On Wednesday, Starbucks (NASDAQ: SBUX) released preliminary fourth quarter results that fell short of estimates as weak U.S. demand resulted in declines in same store sales, net revenue and profit.
Upon the release that showed same-store sales continued to decline for the third consecutive quarter, shares of the world's best-known coffee chain fell more than 3% in extended trading. The newly appointed CEO who was also the former CEO of Chipotle Mexican Grill, Inc. (NYSE: CMG), Brian Niccol has embarked on a turnaround journey in an effort to return Starbucks to growth.
Fourth Quarter Highlights
For the quarter ended on September 29, the coffee chain reported global comparable store sales fell by 7% which is steepest drop that the coffee chain posted since the Covid-19 pandemic that wreaked havoc on its business.
Specifically, its home U.S. market experienced a comparable sales drop of 6% while its second biggest market, China, plummeted with sales tanking 14%. The U.S. decline was largely owed to a 10% drop in comparable transactions, which was partially offset by a 4% rise in average ticket size.
With U.S. traffic tumbling 10%, it's clear that increased investments in the business that involved increasing the frequency of promotions in its mobile app as well as an expanded range of product offerings, did not do the trick as rising costs of living squeezed consumer budgets, especially in China where sales were also weighed down by intensified competition.
Overall, consolidated net sales fell 3% to $9.1 billion, coming short of LSEG's consensus estimate of $9.38 billion, while on-GAAP earnings per share declined 24% on a constant currency basis, coming in at $0.80. LSEG expected earnings per share of $1.03.
A suspended outlook as the perennial coffee leader is in for a much-needed turnaround.
Starbucks suspended its guidance for the upcoming fiscal year as Niccol works to revamp the company amid melting demand for its higher-priced offerings. Niccol made it clear that the strategy needs to be fundamentally changed, which is how "Back to Starbucks' plan aims to get Starbucks back to growth. Niccol provided more details of the plan such as simplifying its "overly complex menu" and adjusting the "pricing architecture." In an effort to reassure investors about its turnaround plan after a dismal quarter, Starbucks raised its quarterly dividend to 61 cents per share, up from 57 cents. Fourth quarter earnings call has been scheduled for October 30th.
Shortly after taking the helm in a surprising appointment, Niccol is already shaking things up.

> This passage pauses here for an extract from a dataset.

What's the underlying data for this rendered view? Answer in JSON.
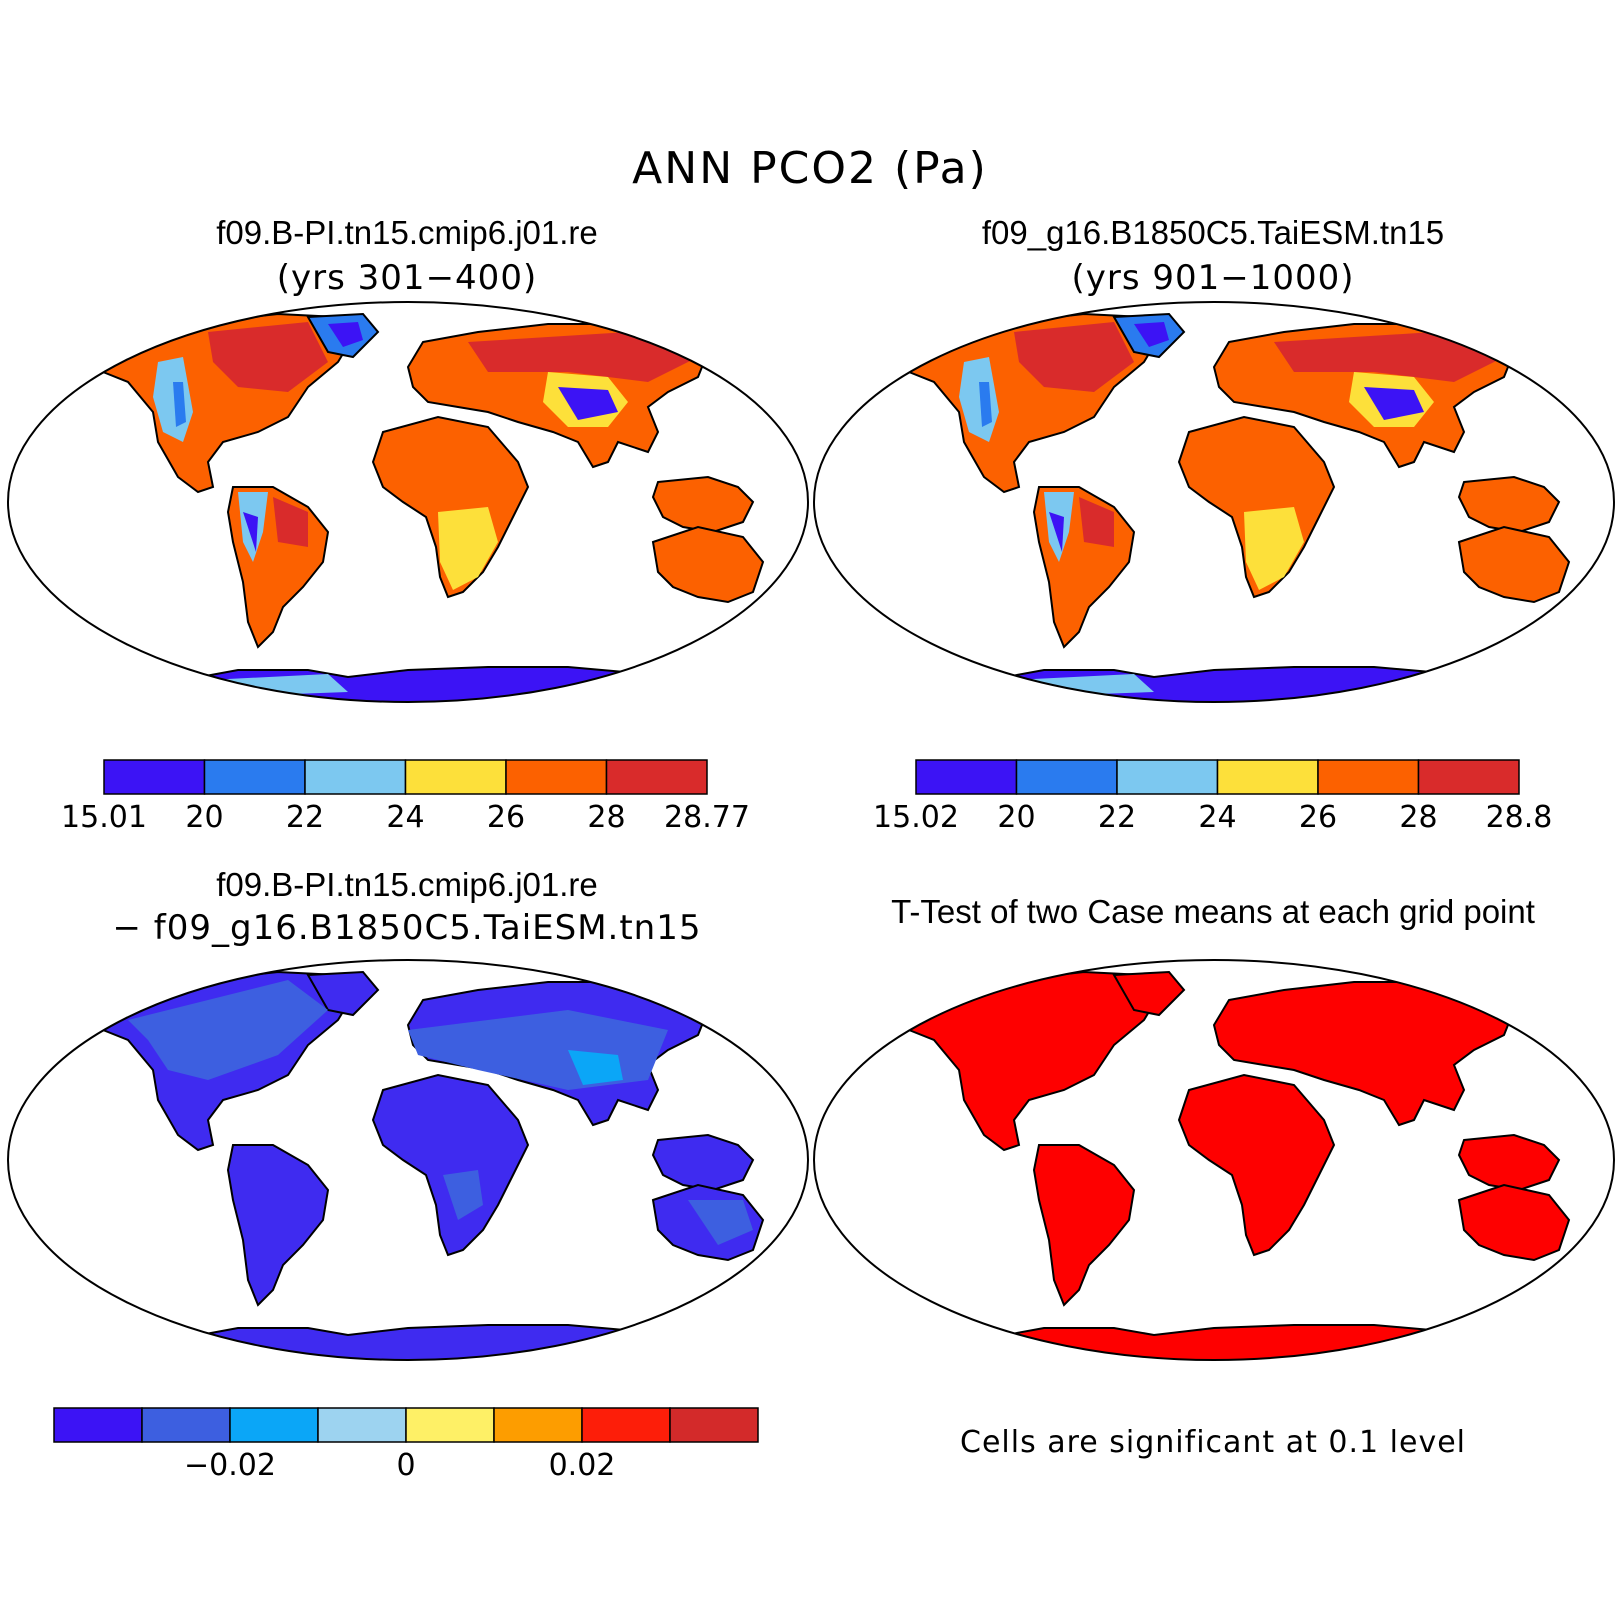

Niccol is already changing its marketing strategy fundamentally by refocusing on all Starbucks customers, as opposed to prioritizing members of its loyalty program. Niccol believes problems are very fixable and that Starbucks has significant strengths to build upon. As Niccol embarks on the journey of fixing the sales slump, his first stop is the home market, trying to fix the struggling U.S. business.

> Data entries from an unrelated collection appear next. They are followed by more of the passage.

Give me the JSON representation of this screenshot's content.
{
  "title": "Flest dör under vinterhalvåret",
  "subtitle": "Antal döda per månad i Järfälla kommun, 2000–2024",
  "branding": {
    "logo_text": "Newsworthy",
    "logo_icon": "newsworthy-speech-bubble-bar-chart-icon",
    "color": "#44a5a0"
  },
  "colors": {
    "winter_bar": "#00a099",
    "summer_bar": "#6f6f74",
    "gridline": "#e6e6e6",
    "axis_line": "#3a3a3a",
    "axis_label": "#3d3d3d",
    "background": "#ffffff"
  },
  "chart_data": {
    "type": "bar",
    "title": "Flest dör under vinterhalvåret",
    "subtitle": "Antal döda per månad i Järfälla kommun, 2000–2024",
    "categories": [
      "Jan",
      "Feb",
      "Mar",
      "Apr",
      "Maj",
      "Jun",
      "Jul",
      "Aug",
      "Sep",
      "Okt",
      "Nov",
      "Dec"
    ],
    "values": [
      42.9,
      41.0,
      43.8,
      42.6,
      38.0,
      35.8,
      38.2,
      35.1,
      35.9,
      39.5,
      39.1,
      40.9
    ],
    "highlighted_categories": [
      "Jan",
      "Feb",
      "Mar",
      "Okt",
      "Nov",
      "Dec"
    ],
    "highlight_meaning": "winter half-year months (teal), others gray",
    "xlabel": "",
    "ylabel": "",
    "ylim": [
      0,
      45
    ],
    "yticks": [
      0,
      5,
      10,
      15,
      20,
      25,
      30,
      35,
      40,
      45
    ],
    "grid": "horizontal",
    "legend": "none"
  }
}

Niccol's approach involves aiming to improve the barista experience, morning service, the cafes and last, but certainly not least, Starbucks' branding. The former Chipotle CEO is bringing a former Chipotle executive, Tressie Lieberman, on board to deal specifically with this task. The former Chipotle executive has gained a newly created position at Starbucks as Lieberman comes on board as global chief brand officer.